Core Concepts
Efficiently recover clusters in well-clustered graphs with a differentially private algorithm.
Abstract
The content discusses a differentially private clustering algorithm tailored for well-clustered graphs. It explores the theoretical background of spectral clustering and differential privacy, presenting an algorithm that achieves privacy guarantees without compromising utility.
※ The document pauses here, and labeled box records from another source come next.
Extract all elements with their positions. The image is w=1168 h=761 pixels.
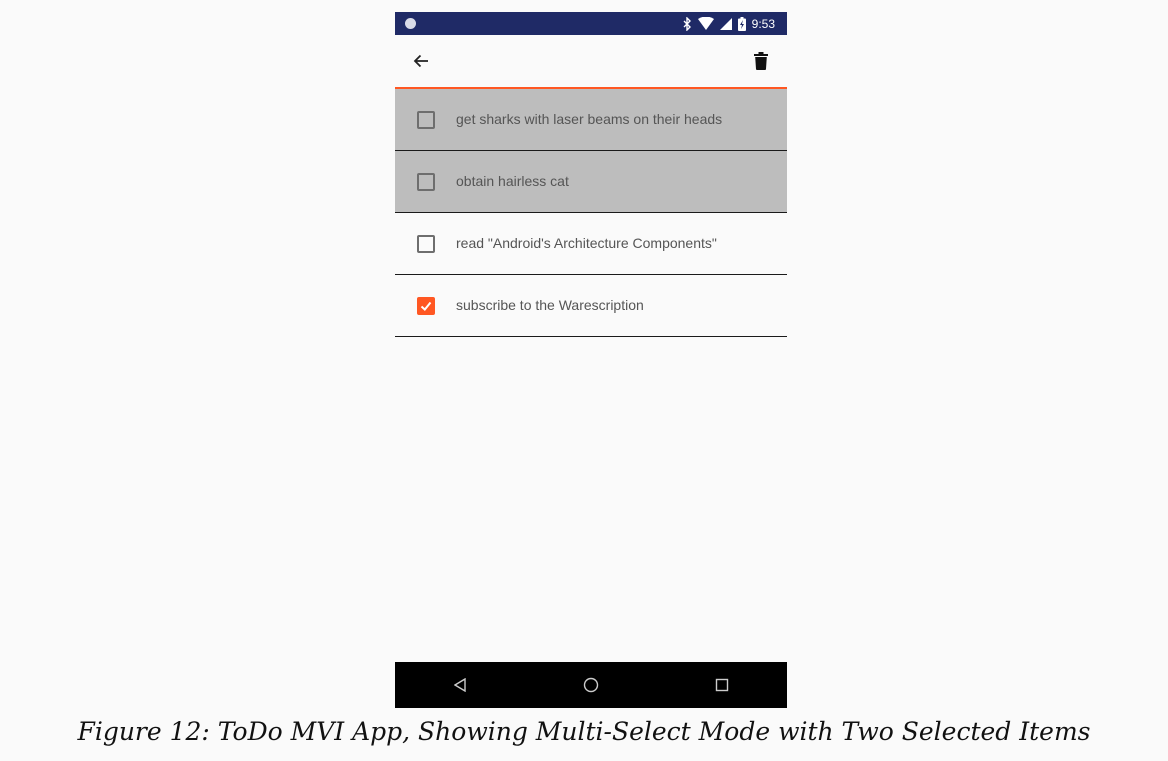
trash-icon xyxy=(754,52,768,70)
item-checkbox[interactable] xyxy=(417,297,435,315)
arrow-back-icon xyxy=(413,54,428,68)
item-checkbox[interactable] xyxy=(417,235,435,253)
action-mode-toolbar xyxy=(395,35,787,89)
item-label: subscribe to the Warescription xyxy=(456,297,644,313)
delete-button[interactable] xyxy=(747,47,775,75)
navigation-bar xyxy=(395,662,787,708)
notification-dot-icon xyxy=(405,18,416,29)
status-icons: 9:53 xyxy=(683,15,775,32)
back-button[interactable] xyxy=(407,47,435,75)
item-label: obtain hairless cat xyxy=(456,173,569,189)
phone-screen: 9:53 get sharks with laser beams on thei… xyxy=(395,12,787,708)
clock-text: 9:53 xyxy=(751,16,775,31)
status-bar: 9:53 xyxy=(395,12,787,35)
back-triangle-icon xyxy=(454,678,467,692)
item-checkbox[interactable] xyxy=(417,173,435,191)
nav-recents-button[interactable] xyxy=(702,665,742,705)
item-checkbox[interactable] xyxy=(417,111,435,129)
item-label: get sharks with laser beams on their hea… xyxy=(456,111,723,127)
battery-charging-icon xyxy=(737,16,746,31)
list-item[interactable]: obtain hairless cat xyxy=(395,151,787,213)
checkmark-icon xyxy=(420,301,432,311)
list-item[interactable]: subscribe to the Warescription xyxy=(395,275,787,337)
item-label: read "Android's Architecture Components" xyxy=(456,235,717,251)
todo-list: get sharks with laser beams on their hea… xyxy=(395,89,787,337)
signal-icon xyxy=(719,17,732,30)
home-circle-icon xyxy=(583,677,599,693)
nav-home-button[interactable] xyxy=(571,665,611,705)
recents-square-icon xyxy=(715,678,728,692)
bluetooth-icon xyxy=(683,16,692,31)
figure-caption: Figure 12: ToDo MVI App, Showing Multi-S… xyxy=(77,717,1091,746)
list-item[interactable]: get sharks with laser beams on their hea… xyxy=(395,89,787,151)
nav-back-button[interactable] xyxy=(440,665,480,705)
list-item[interactable]: read "Android's Architecture Components" xyxy=(395,213,787,275)
wifi-icon xyxy=(697,17,714,30)
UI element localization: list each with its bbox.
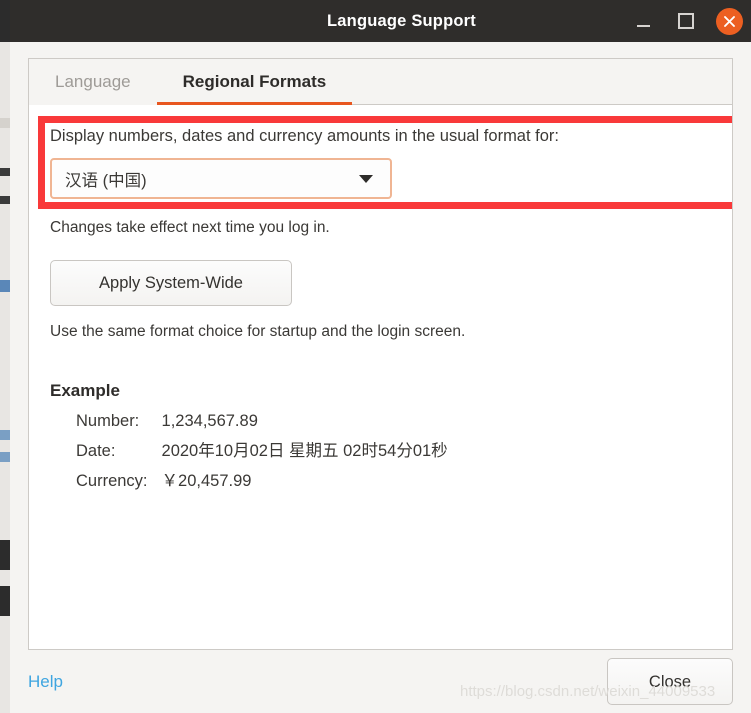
apply-hint-text: Use the same format choice for startup a… [50,323,466,340]
tab-notebook: Language Regional Formats Display number… [28,58,733,650]
minimize-icon[interactable] [630,8,656,34]
apply-system-wide-button[interactable]: Apply System-Wide [50,260,292,306]
tab-regional-formats[interactable]: Regional Formats [156,59,353,106]
format-prompt-label: Display numbers, dates and currency amou… [50,127,559,145]
example-currency-label: Currency: [76,472,148,490]
close-button[interactable]: Close [607,658,733,705]
tab-language[interactable]: Language [29,59,157,105]
desktop-background-strip [0,0,10,713]
tab-bar: Language Regional Formats [28,58,733,106]
maximize-icon[interactable] [673,8,699,34]
table-row: Number: 1,234,567.89 [76,409,448,434]
example-date-label: Date: [76,442,116,460]
example-currency-value: ￥20,457.99 [161,472,252,490]
table-row: Date: 2020年10月02日 星期五 02时54分01秒 [76,434,448,464]
table-row: Currency: ￥20,457.99 [76,464,448,494]
regional-formats-panel: Display numbers, dates and currency amou… [28,105,733,650]
example-section-title: Example [50,381,120,400]
window-titlebar: Language Support [10,0,751,42]
close-icon[interactable] [716,7,743,35]
example-number-label: Number: [76,412,140,430]
tab-regional-formats-label: Regional Formats [182,72,327,91]
regional-formats-content: Display numbers, dates and currency amou… [29,105,732,649]
dialog-body: Language Regional Formats Display number… [10,42,751,650]
locale-format-value: 汉语 (中国) [65,171,147,190]
example-date-value: 2020年10月02日 星期五 02时54分01秒 [161,442,448,460]
dialog-action-bar: Help https://blog.csdn.net/weixin_440095… [10,650,751,713]
example-values-table: Number: 1,234,567.89 Date: 2020年10月02日 星… [76,409,448,494]
tab-language-label: Language [55,72,131,91]
chevron-down-icon [359,174,373,183]
locale-format-dropdown[interactable]: 汉语 (中国) [50,158,392,199]
example-number-value: 1,234,567.89 [161,412,258,430]
language-support-window: Language Support Language Regional Forma… [10,0,751,713]
window-controls [630,7,743,35]
help-link[interactable]: Help [28,672,63,692]
tab-bar-filler [352,59,732,105]
changes-hint-text: Changes take effect next time you log in… [50,219,330,236]
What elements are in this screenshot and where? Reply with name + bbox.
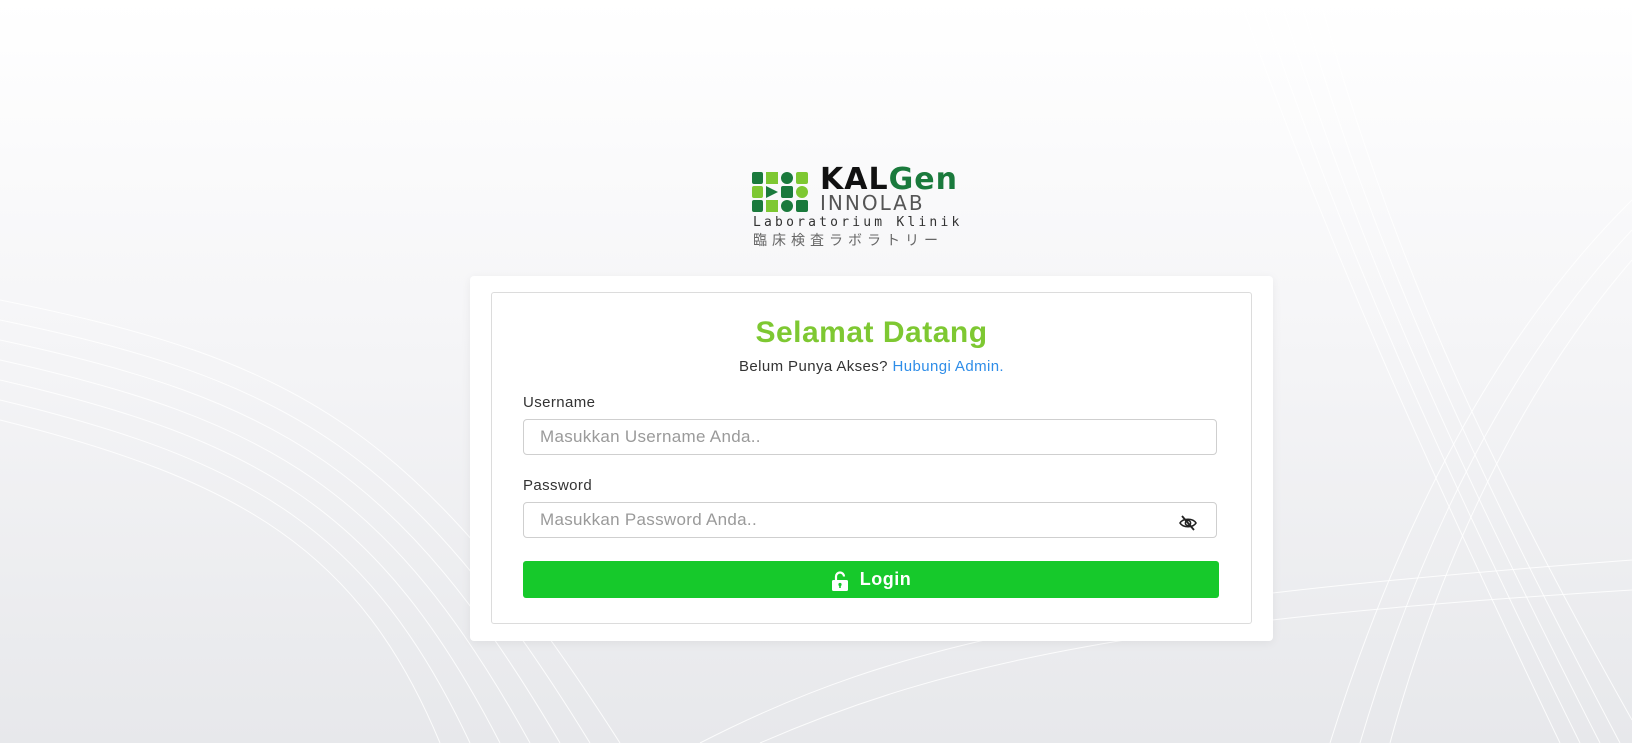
brand-logo: KALGen INNOLAB Laboratorium Klinik 臨床検査ラ… <box>752 164 992 252</box>
login-button-label: Login <box>859 569 912 589</box>
logo-mark-icon <box>752 172 808 212</box>
password-input[interactable] <box>523 502 1217 538</box>
login-button[interactable]: Login <box>523 561 1219 598</box>
contact-admin-link[interactable]: Hubungi Admin. <box>893 358 1005 375</box>
brand-subtitle: INNOLAB <box>820 191 925 215</box>
unlock-icon <box>831 570 848 591</box>
username-input[interactable] <box>523 419 1217 455</box>
eye-slash-icon[interactable] <box>1178 514 1198 532</box>
username-label: Username <box>523 394 596 411</box>
brand-tagline: Laboratorium Klinik <box>753 215 963 230</box>
brand-tagline-jp: 臨床検査ラボラトリー <box>753 233 943 249</box>
password-label: Password <box>523 477 593 494</box>
login-card: Selamat Datang Belum Punya Akses? Hubung… <box>470 276 1273 641</box>
welcome-title: Selamat Datang <box>755 316 988 349</box>
login-form: Selamat Datang Belum Punya Akses? Hubung… <box>491 292 1252 624</box>
access-prompt: Belum Punya Akses? Hubungi Admin. <box>492 358 1251 375</box>
access-prompt-text: Belum Punya Akses? <box>738 358 888 375</box>
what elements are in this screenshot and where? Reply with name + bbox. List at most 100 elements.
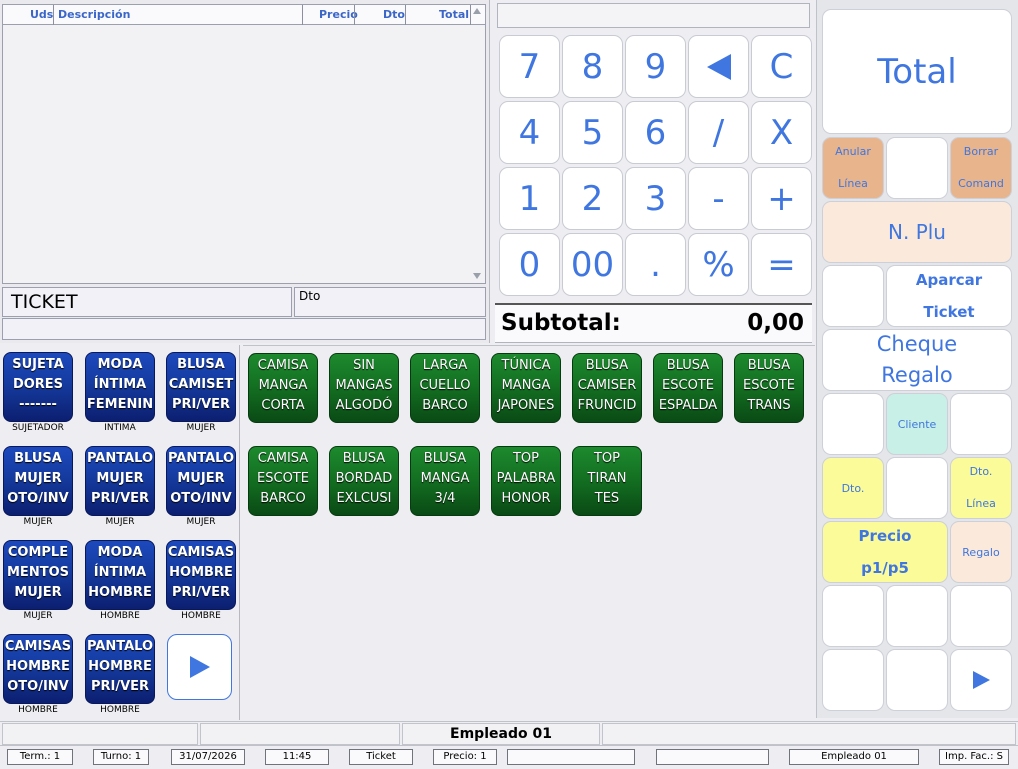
scroll-up-icon[interactable]	[473, 8, 481, 14]
family-button-line: -------	[19, 397, 57, 412]
family-button-line: HOMBRE	[169, 565, 233, 580]
key-percent[interactable]: %	[688, 233, 749, 296]
family-button[interactable]: SUJETA DORES -------	[3, 352, 73, 422]
ticket-lines-list[interactable]: Uds Descripción Precio Dto Total	[2, 4, 486, 284]
nplu-label: N. Plu	[888, 220, 946, 244]
col-separator	[405, 5, 406, 25]
status-imp-fac: Imp. Fac.: S	[939, 749, 1009, 765]
empty-button[interactable]	[886, 137, 948, 199]
key-digit-9[interactable]: 9	[625, 35, 686, 98]
family-caption: MUJER	[186, 517, 216, 527]
next-families-button[interactable]	[167, 634, 232, 700]
key-digit-3[interactable]: 3	[625, 167, 686, 230]
empty-button[interactable]	[950, 393, 1012, 455]
key-minus[interactable]: -	[688, 167, 749, 230]
family-button[interactable]: PANTALO HOMBRE PRI/VER	[85, 634, 155, 704]
family-button-line: CAMISAS	[167, 545, 235, 560]
aparcar-ticket-button[interactable]: Aparcar Ticket	[886, 265, 1012, 327]
precio-button[interactable]: Precio p1/p5	[822, 521, 948, 583]
product-button-line: BLUSA	[666, 358, 710, 373]
key-digit-6[interactable]: 6	[625, 101, 686, 164]
key-digit-1[interactable]: 1	[499, 167, 560, 230]
family-button-line: MUJER	[177, 471, 225, 486]
family-button[interactable]: PANTALO MUJER OTO/INV	[166, 446, 236, 516]
empty-button[interactable]	[822, 265, 884, 327]
empty-button[interactable]	[886, 649, 948, 711]
family-button[interactable]: COMPLE MENTOS MUJER	[3, 540, 73, 610]
key-digit-00[interactable]: 00	[562, 233, 623, 296]
family-button[interactable]: CAMISAS HOMBRE PRI/VER	[166, 540, 236, 610]
key-clear[interactable]: C	[751, 35, 812, 98]
product-button[interactable]: TOP PALABRA HONOR	[491, 446, 561, 516]
key-multiply[interactable]: X	[751, 101, 812, 164]
key-label: 0	[518, 244, 541, 285]
key-backspace[interactable]	[688, 35, 749, 98]
empty-button[interactable]	[886, 585, 948, 647]
empty-button[interactable]	[822, 585, 884, 647]
product-button[interactable]: TÚNICA MANGA JAPONES	[491, 353, 561, 423]
cliente-button[interactable]: Cliente	[886, 393, 948, 455]
product-button[interactable]: CAMISA MANGA CORTA	[248, 353, 318, 423]
product-button[interactable]: LARGA CUELLO BARCO	[410, 353, 480, 423]
next-panel-button[interactable]	[950, 649, 1012, 711]
product-button[interactable]: BLUSA MANGA 3/4	[410, 446, 480, 516]
key-digit-4[interactable]: 4	[499, 101, 560, 164]
borrar-line1: Borrar	[963, 145, 999, 158]
key-digit-8[interactable]: 8	[562, 35, 623, 98]
key-digit-2[interactable]: 2	[562, 167, 623, 230]
product-button-line: BARCO	[422, 398, 468, 413]
borrar-comanda-button[interactable]: Borrar Comand	[950, 137, 1012, 199]
regalo-button[interactable]: Regalo	[950, 521, 1012, 583]
product-button-line: 3/4	[434, 491, 456, 506]
product-button-line: LARGA	[422, 358, 468, 373]
family-button[interactable]: CAMISAS HOMBRE OTO/INV	[3, 634, 73, 704]
product-button-line: TOP	[512, 451, 539, 466]
family-button-line: PANTALO	[86, 639, 154, 654]
status-employee: Empleado 01	[789, 749, 919, 765]
family-button[interactable]: MODA ÍNTIMA FEMENIN	[85, 352, 155, 422]
key-equals[interactable]: =	[751, 233, 812, 296]
key-label: X	[769, 112, 794, 153]
product-button-line: TOP	[593, 451, 620, 466]
scroll-down-icon[interactable]	[473, 273, 481, 279]
family-button[interactable]: MODA ÍNTIMA HOMBRE	[85, 540, 155, 610]
product-button[interactable]: CAMISA ESCOTE BARCO	[248, 446, 318, 516]
status-empty	[656, 749, 769, 765]
product-button[interactable]: BLUSA CAMISER FRUNCID	[572, 353, 642, 423]
product-button[interactable]: BLUSA BORDAD EXLCUSI	[329, 446, 399, 516]
key-plus[interactable]: +	[751, 167, 812, 230]
total-button[interactable]: Total	[822, 9, 1012, 134]
family-button[interactable]: PANTALO MUJER PRI/VER	[85, 446, 155, 516]
col-uds: Uds	[30, 8, 54, 21]
key-label: +	[767, 178, 796, 219]
empty-button[interactable]	[822, 649, 884, 711]
key-label: 00	[570, 244, 615, 285]
anular-linea-button[interactable]: Anular Línea	[822, 137, 884, 199]
key-digit-0[interactable]: 0	[499, 233, 560, 296]
empty-button[interactable]	[886, 457, 948, 519]
product-button[interactable]: BLUSA ESCOTE ESPALDA	[653, 353, 723, 423]
product-button-line: PALABRA	[496, 471, 556, 486]
product-button[interactable]: SIN MANGAS ALGODÓ	[329, 353, 399, 423]
col-separator	[302, 5, 303, 25]
play-right-icon	[189, 656, 210, 678]
product-button[interactable]: TOP TIRAN TES	[572, 446, 642, 516]
empty-button[interactable]	[950, 585, 1012, 647]
family-button-line: MUJER	[14, 585, 62, 600]
family-button[interactable]: BLUSA CAMISET PRI/VER	[166, 352, 236, 422]
nplu-button[interactable]: N. Plu	[822, 201, 1012, 263]
family-button[interactable]: BLUSA MUJER OTO/INV	[3, 446, 73, 516]
dto-linea-button[interactable]: Dto. Línea	[950, 457, 1012, 519]
key-label: =	[767, 244, 796, 285]
cheque-regalo-button[interactable]: Cheque Regalo	[822, 329, 1012, 391]
status-precio: Precio: 1	[433, 749, 497, 765]
key-decimal[interactable]: .	[625, 233, 686, 296]
key-digit-7[interactable]: 7	[499, 35, 560, 98]
family-caption: MUJER	[23, 611, 53, 621]
empty-button[interactable]	[822, 393, 884, 455]
dto-button[interactable]: Dto.	[822, 457, 884, 519]
product-button[interactable]: BLUSA ESCOTE TRANS	[734, 353, 804, 423]
product-button-line: ESPALDA	[658, 398, 718, 413]
key-digit-5[interactable]: 5	[562, 101, 623, 164]
key-divide[interactable]: /	[688, 101, 749, 164]
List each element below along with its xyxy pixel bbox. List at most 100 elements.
Experimental evaluations validate the algorithm's effectiveness in recovering clusters accurately while maintaining privacy.
Introduction
Graph clustering is fundamental in unsupervised machine learning.
Various measures evaluate the quality of graph clusterings.
Well-Clustered Graphs
Definition of well-clustered graphs.
Previous works on spectral clustering for such graphs.
Differential Privacy
Introduction to differential privacy and its importance.
Theoretical foundation for applying DP to graph clustering.
Algorithm Description
SDP formulation for extracting cluster structure.
Incorporating noise to ensure privacy.
Proof of Theorem 1
Privacy analysis of the algorithm.
Utility analysis based on approximation ratio and trade-offs.
Experiments
Evaluation of the algorithm's performance on synthetic datasets.
Stats
Our private mechanism almost matches the best-known non-private one in terms of approximate accuracy or utility.
Quotes
"Our private mechanism is inspired by the recent work of Chen et al."
"Any (pure) ε-DP algorithm entails substantial error in its output."